Das von der breiten Öffentlichkeit wahrgenommene Geschichtsbild des berüchtigten Lagers Auschwitz beruht fast ausschließlich auf dem, was Zeugen diesseits und jenseits des Lagerzauns darüber berichtet haben. Büchereien und Videokanäle wie YouTube sind reichlich ausgestattet mit Erlebnisberichten. Doch wie zuverlässig sind diese Berichte?
Eine der wichtigsten Pflichten des Historikers ist die Quellenkritik, also die kritische Analyse der Beweise, auf denen unser Geschichtsbild beruht. Für Lager wie Auschwitz bedeutet dies festzustellen, inwieweit Zeugenberichte zuverlässig sind, wo die Zeugen geirrt haben oder es nicht so genau mit der Wahrheit hielten.
Eine solche Quellenkritik prüft Aussagen dahingehend, ob sie in sich selbst widerspruchsfrei sind, sich mit anderen Aussagen decken, von Dokumenten aus der Kriegszeit bestätigt werden und materiellen Gegebenheiten nicht zuwiderlaufen.
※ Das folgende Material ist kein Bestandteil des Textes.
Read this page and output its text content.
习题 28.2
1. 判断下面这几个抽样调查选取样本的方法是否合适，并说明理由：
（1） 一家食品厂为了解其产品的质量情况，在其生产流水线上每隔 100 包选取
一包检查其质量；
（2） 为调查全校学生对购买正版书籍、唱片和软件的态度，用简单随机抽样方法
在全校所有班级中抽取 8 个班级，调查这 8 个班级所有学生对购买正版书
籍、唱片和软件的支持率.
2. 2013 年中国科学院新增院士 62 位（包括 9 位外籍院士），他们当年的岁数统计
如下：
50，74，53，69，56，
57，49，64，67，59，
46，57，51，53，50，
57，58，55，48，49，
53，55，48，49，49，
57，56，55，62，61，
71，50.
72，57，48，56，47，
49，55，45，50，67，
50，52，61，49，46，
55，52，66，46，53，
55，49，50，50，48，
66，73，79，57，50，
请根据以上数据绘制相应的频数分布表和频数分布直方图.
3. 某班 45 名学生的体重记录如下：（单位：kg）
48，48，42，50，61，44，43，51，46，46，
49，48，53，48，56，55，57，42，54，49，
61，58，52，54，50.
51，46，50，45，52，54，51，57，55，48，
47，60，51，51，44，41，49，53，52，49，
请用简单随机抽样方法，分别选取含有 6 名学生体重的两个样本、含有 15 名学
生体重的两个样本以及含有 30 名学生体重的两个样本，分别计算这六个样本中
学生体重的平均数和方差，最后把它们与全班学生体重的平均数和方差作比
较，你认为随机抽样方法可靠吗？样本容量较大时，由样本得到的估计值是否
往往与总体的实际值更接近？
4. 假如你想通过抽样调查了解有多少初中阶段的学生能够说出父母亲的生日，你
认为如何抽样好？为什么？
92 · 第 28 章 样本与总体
Die vorliegende Studie wendet diese Technik auf 30 der bekanntesten bzw. wichtigsten Zeugen an, die sich zu Auschwitz geäußert haben, so unter anderem die vormaligen Häftlinge Elie Wiesel, Rudolf Vrba, Filip Müller, Charles S. Bendel, Miklós Nyiszli und Olga Lengyel, sowie die vormaligen Angehörigen des SS-Lagerpersonals Rudolf Höß, Pery Broad, Johann Paul Kremer, Hans Aumeier, Maximilian Grabner und Richard Böck. Graf gibt die für seine Analyse ausschlaggebenden Passagen der einschlägigen Aussagen wieder, die sich auf die Massenvernichtung in Auschwitz beziehen, und unterzieht sie einer fachgerechten kritischen Analyse.
Kein anderer Autor hat je diese undankbare Herausforderung angenommen, da die Kritik an Holocaust-Zeugen als Sakrileg eingestuft wird. Insofern ist dies eine wichtige, bahnbrechende Studie, der viele weitere folgen mögen.